Suivant conclusions notifiées par voie électronique le 09 mai 2025, la SOCIETE FRANCILIENNE DU BATIMENT demande au juge de la mise en état de débouter le syndicat des copropriétaires de sa demande d’expertise et de le condamner à lui payer la somme de 2 000 € au titre de l’article 700 du code de procédure civile, outre de le condamner aux dépens.
Suivant conclusions notifiées par voie électronique le 09 mai 2025, la SA MAAF ASSURANCES, assureur de la société FINITIONS ET SERVICES demande au juge de la mise en état de débouter le syndicat des copropriétaires de sa demande d’expertise à son encontre et de le condamner à lui payer la somme de 2 000 € au titre de l’article 700 du code de procédure civile, outre de le condamner aux dépens.

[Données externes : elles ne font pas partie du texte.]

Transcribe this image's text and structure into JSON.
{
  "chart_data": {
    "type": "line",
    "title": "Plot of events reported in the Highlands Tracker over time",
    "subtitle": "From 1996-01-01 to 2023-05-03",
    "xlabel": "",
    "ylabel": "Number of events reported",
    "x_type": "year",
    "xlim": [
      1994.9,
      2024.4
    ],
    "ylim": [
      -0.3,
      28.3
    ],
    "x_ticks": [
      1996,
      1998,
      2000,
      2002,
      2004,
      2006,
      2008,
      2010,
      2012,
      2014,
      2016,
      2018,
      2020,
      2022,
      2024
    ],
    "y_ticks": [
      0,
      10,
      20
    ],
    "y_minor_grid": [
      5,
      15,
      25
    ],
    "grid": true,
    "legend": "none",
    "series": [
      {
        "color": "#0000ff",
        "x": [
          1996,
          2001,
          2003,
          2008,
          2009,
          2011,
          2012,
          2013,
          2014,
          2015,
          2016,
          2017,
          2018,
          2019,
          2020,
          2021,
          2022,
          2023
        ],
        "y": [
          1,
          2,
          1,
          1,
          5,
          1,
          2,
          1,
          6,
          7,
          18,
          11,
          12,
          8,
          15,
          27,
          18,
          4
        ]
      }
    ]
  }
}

Suivant conclusions notifiées par voie électronique le 28 février 2025, la compagnie GENERALI IARD en qualité d’assureur de la société ARMATURES POSE SERVICE SUD OUEST demande au juge de la mise en état de se déclarer incompétent pour statuer sur la demande du syndicat des copropriétaires et de la déclarer irrecevable, à titre subsidiaire de l’en débouter et de le condamner à lui payer la somme de 2 500 € au titre de l’article 700 du code de procédure civile outre de le condamner aux dépens dont distraction au profit de la SCP INTERBARREAUX D’AVOCATS GUESPIN ET ASSOCIES.
Suivant conclusions notifiées par voie électronique le 21 février 2025, la SA RIDORET MENUISERIE demande au juge de la mise en état de débouter le syndicat des copropriétaires de sa demande d’expertise et de le condamner à lui payer 2 000 € au titre de l’article 700 du code de procédure civile.
Suivant conclusions notifiées par voie électronique le 07 mai 2025, la SAS COREN s’en remet sur la demande de complément d’expertise et demande au juge de la mise en état dans le cas où une expertise serait ordonnée de juger que l’expert aura dans sa mission le soin de :
o Décrire les travaux réalisés par la société TEMSOL et dire si ces travaux sont affectés de défaut d’exécution et dans ce cas, si ces défauts sont la cause de nouveaux désordres.
o Dire si les travaux réalisés par la société TEMSOL étaient suffisants ou bien s’ils auraient dû être complétés par d’autres travaux permettant de remédier définitivement aux désordres.
o Dire si les nouveaux désordres sont la continuation des désordres qui ont donné lieu à l’intervention de l’assureur DO et s’ils sont la conséquence d’une insuffisance de préconisation des travaux de réfection,
et de réserver les dépens.
N° RG 23/07115 – N° Portalis DBX6-W-B7H-YGUC
MOTIFS :
La jonction demandée par la SA ABEILLE IARD & SANTÉ a déjà été ordonnée par le juge de la mise en état. Cette demande est dès lors devenue sans objet.
Sur la demande du syndicat des copropriétaires :
Il résulte de l’article 789 5° du code de procédure civile que, lorsque la demande est présentée postérieurement à sa désignation, le juge de la mise en état est, jusqu’à son dessaisissement, seul compétent, à l’exclusion de toute autre formation du tribunal, pour ordonner, même d’office, toute mesure d’instruction.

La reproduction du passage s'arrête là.